As can be seen from (11.20) the key point is to implement the softplus bound \(t\geq \log(1+e^u)\), which is the simplest example of a log-sum-exp constraint for two scalar variables \(t,u\). This is equivalent to

\[\exp(u-t) + \exp(-t)\leq 1\]

and further to

(11.21)\[\begin{split}\begin{array}{rclr} (z_1, 1, u-t) & \in & \EXP & (z_1\geq \exp(u-t)), \\ (z_2, 1, -t) & \in & \EXP & (z_2\geq \exp(-t)), \\ z_1+z_2 & \leq & 1. & \end{array}\end{split}\]
Listing 11.9 Implementation of \(t\geq \log(1+e^u)\) as in (11.21). Click here to download.
  // t >= log( 1 + exp(u) ) coordinatewise
  public static void softplus(Model      M,
                              Expression t,
                              Expression u)
  {
    int n = t.getShape()[0];
    Variable z1 = M.variable(n);
    Variable z2 = M.variable(n);
    M.constraint(Expr.add(z1, z2), Domain.equalsTo(1));
    M.constraint(Expr.hstack(z1, Expr.constTerm(n, 1.0), Expr.sub(u,t)), Domain.inPExpCone());
    M.constraint(Expr.hstack(z2, Expr.constTerm(n, 1.0), Expr.neg(t)), Domain.inPExpCone());
  }

Once we have this subroutine, it is easy to implement a function that builds the regularized loss function model (11.20).

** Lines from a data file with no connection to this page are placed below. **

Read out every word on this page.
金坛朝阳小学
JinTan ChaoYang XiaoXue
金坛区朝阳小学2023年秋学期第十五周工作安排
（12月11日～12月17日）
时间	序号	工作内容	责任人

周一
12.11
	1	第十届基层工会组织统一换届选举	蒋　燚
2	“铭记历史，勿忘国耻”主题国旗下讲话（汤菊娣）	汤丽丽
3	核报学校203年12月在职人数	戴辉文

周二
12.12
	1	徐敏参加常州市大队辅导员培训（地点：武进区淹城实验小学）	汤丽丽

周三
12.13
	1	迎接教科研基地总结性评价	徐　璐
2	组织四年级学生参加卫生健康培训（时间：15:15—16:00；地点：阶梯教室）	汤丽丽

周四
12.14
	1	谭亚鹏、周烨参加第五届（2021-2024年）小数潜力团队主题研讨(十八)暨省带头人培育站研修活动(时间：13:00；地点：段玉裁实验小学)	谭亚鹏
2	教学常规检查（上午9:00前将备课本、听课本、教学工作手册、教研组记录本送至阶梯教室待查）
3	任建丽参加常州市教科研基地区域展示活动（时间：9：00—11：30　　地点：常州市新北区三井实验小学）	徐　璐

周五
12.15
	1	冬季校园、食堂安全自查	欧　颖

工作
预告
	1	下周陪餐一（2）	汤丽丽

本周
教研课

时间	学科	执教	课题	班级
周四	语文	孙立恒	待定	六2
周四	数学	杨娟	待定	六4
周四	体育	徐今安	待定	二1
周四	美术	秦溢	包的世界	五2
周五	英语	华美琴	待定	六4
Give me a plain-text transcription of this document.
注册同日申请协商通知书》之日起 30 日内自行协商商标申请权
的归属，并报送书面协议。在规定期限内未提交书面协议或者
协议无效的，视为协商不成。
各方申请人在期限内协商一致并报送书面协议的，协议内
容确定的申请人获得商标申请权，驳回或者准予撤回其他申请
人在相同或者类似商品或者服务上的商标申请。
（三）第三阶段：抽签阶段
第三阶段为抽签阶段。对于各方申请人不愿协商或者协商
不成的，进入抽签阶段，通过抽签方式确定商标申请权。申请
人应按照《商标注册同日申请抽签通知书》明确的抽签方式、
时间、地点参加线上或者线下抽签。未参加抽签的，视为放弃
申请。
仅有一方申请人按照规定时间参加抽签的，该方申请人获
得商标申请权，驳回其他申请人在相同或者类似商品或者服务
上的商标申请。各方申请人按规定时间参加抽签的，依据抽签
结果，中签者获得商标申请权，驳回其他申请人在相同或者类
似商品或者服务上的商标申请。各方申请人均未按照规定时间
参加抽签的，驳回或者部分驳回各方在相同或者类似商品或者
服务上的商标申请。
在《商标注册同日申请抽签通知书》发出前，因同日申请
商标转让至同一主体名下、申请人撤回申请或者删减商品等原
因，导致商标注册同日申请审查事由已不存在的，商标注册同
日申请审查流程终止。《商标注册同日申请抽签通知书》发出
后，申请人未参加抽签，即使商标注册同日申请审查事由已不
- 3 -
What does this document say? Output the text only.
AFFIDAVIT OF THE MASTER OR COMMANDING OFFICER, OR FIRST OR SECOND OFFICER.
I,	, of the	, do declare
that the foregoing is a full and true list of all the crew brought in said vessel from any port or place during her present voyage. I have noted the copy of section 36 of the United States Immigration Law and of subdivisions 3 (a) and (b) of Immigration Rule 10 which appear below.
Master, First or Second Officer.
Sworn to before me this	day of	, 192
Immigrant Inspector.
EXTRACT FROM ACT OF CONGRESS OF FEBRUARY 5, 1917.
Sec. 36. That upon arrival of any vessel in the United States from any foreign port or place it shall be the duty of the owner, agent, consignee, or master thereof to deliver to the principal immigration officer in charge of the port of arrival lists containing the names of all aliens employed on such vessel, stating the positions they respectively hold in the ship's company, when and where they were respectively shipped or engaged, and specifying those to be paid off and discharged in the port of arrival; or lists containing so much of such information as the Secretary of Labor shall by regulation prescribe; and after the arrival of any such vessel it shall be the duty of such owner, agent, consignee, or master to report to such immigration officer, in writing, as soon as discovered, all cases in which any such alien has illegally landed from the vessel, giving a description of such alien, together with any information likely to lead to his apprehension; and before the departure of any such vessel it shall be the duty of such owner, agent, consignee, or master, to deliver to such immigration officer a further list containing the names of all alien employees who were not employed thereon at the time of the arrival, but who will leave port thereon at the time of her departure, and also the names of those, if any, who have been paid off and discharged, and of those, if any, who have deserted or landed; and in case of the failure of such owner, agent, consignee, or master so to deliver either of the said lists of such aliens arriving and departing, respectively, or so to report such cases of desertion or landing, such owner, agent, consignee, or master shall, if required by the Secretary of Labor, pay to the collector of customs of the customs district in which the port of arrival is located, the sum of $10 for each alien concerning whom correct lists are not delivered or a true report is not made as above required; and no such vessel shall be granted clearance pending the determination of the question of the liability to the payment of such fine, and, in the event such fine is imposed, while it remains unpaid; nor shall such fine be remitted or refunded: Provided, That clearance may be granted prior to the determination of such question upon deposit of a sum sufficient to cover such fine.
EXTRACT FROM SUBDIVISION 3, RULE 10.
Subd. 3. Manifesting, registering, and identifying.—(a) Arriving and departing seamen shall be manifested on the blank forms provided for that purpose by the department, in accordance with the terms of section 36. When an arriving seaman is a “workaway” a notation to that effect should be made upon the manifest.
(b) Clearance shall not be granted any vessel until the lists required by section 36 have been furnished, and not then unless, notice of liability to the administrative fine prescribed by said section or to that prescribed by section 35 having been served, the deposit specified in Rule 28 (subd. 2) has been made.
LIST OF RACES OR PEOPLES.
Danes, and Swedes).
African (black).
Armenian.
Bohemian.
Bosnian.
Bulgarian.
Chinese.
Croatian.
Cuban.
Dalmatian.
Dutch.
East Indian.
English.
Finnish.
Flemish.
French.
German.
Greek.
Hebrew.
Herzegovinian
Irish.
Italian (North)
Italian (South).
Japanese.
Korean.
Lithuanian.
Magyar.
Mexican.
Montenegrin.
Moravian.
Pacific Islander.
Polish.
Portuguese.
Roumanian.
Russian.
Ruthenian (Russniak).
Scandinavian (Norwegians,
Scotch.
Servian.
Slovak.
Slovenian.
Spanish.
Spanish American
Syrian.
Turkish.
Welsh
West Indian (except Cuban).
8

Listing 11.10 Implementation of (11.20). Click here to download.
  // Model logistic regression (regularized with full 2-norm of theta)
  // X - n x d matrix of data points
  // y - length n vector classifying training points
  // lamb - regularization parameter
  public static Model logisticRegression(double[][] X, 
                                         boolean[]  y,
                                         double     lamb)
  {
    int n = X.length;
    int d = X[0].length;       // num samples, dimension
    
    Model M = new Model();   

    Variable theta = M.variable("theta", d);
    Variable t     = M.variable(n);
    Variable reg   = M.variable();

    M.objective(ObjectiveSense.Minimize, Expr.add(Expr.sum(t), Expr.mul(lamb,reg)));
    M.constraint(Var.vstack(reg, theta), Domain.inQCone());

    double[] signs = new double[n];
    for(int i = 0; i < n; i++)
      if (y[i]) signs[i] = -1; else signs[i] = 1;

    softplus(M, t, Expr.mulElm(Expr.mul(X, theta), signs));

    return M;
  }

Example: 2D dataset fitting

In the next figure we apply logistic regression to the training set of 2D points taken from the example ex2data2.txt . The two-dimensional dataset was converted into a feature vector \(x\in\real^{28}\) using monomial coordinates of degrees at most 6.

_images/logistic-regression.png

Fig. 11.6 Logistic regression example with none, medium and strong regularization (small, medium, large \(\lambda\)). Without regularization we get obvious overfitting.